Students prototype a device for recording and transmitting neural signals.

For their capstone design project, a team of electrical and computer engineering majors developed an instrument to gather signals from a patient’s brain and transmit them wirelessly to a computer for analysis. The prototype — a cap with sensors — was the brainchild of junior Aidan Curtis and seniors Sophia D’Amico, Andres Gomez, Benjamin Klimko and Irene Zhang. Theirs was one of more than 100 teams working at the Oshman Engineering Design Kitchen last year.

While their design for direct brain recordings would have applications for a variety of neurological illnesses, the team had patients with severe epilepsy in mind. Intractable epilepsy may require surgical removal of small parts of the brain where seizures originate. First, doctors must figure out which parts are relevant, and to do so requires implanting electrodes that collect data during seizures.

“That means patients need to be in the hospital for a long enough period to get the large sample size of seizures [doctors] need to understand where they’re coming from,” Curtis said. “There are a lot of costs associated with that, including psychological costs. Patients have to stay connected and can’t move around. They can’t go home.” Because that means longer and more expensive hospital stays, any degree of freedom would be a welcome relief, Klimko said.

“These patients are already struggling because their seizures are at the point where they don’t have any quality of life,” Klimko added. “And it turns out a lot of people with intractable epilepsy have context dependency, so if they can’t move, they might not have as many seizures.”

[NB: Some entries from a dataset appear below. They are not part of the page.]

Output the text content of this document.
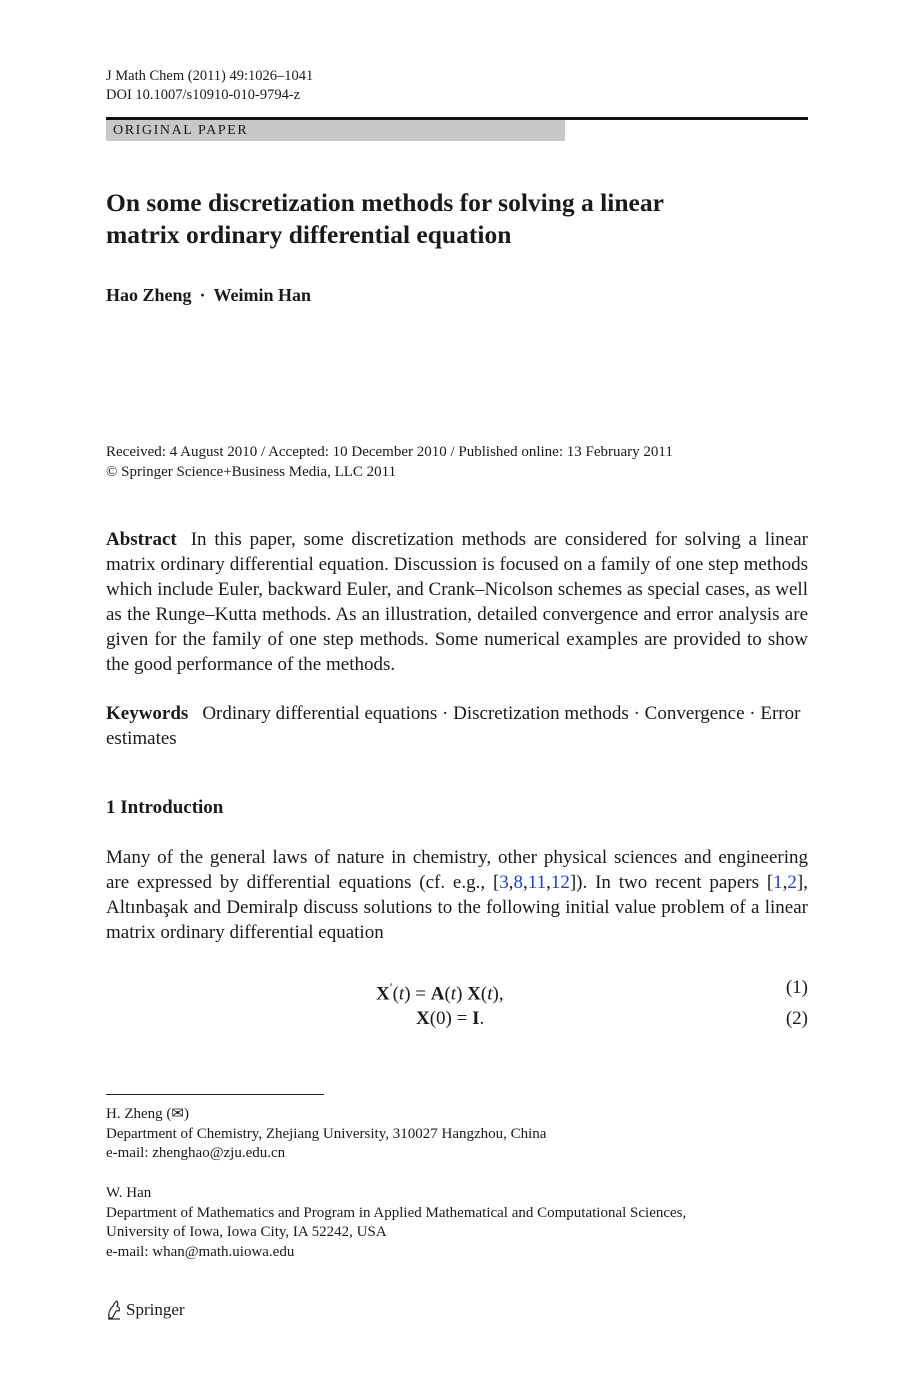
J Math Chem (2011) 49:1026–1041
DOI 10.1007/s10910-010-9794-z
ORIGINAL PAPER
On some discretization methods for solving a linear
matrix ordinary differential equation
Hao Zheng · Weimin Han
Received: 4 August 2010 / Accepted: 10 December 2010 / Published online: 13 February 2011
© Springer Science+Business Media, LLC 2011
Abstract In this paper, some discretization methods are considered for solving a linear matrix ordinary differential equation. Discussion is focused on a family of one step methods which include Euler, backward Euler, and Crank–Nicolson schemes as special cases, as well as the Runge–Kutta methods. As an illustration, detailed convergence and error analysis are given for the family of one step methods. Some numerical examples are provided to show the good performance of the methods.
Keywords Ordinary differential equations · Discretization methods · Convergence · Error estimates
1 Introduction
Many of the general laws of nature in chemistry, other physical sciences and engineering are expressed by differential equations (cf. e.g., [3,8,11,12]). In two recent papers [1,2], Altınbaşak and Demiralp discuss solutions to the following initial value problem of a linear matrix ordinary differential equation
X′(t) = A(t) X(t),	(1)
X(0) = I.	(2)
H. Zheng (✉)
Department of Chemistry, Zhejiang University, 310027 Hangzhou, China
e-mail: zhenghao@zju.edu.cn
W. Han
Department of Mathematics and Program in Applied Mathematical and Computational Sciences,
University of Iowa, Iowa City, IA 52242, USA
e-mail: whan@math.uiowa.edu
Springer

The students are working with Nitin Tandon, a professor of neurosurgery at the McGovern Medical School at The University of Texas Health Science Center at Houston, and Caleb Kemere, an assistant professor of electrical and computer engineering at Rice. Tracy Volz, a Rice professor in the practice and director of the Engineering Communications Program, coached the team on its competition presentations.   

Their proof-of-concept system shows high-quality data collected from electrodes in the brains of rodents transmitted wirelessly to a computer. “We used mostly off-the-shelf components for this, but to get to the next, more evolved level, we would need more complex and tailor-made hardware solutions,” said Tandon, who is also the director of the epilepsy surgery program at Memorial Hermann-Texas Medical Center and an adjunct professor of electrical and computer engineering at Rice.   

The team’s design is garnering international attention. In May, the students won the top prize in a student competition at the IEEE International Symposium on Circuits and Systems in Sapporo, Japan.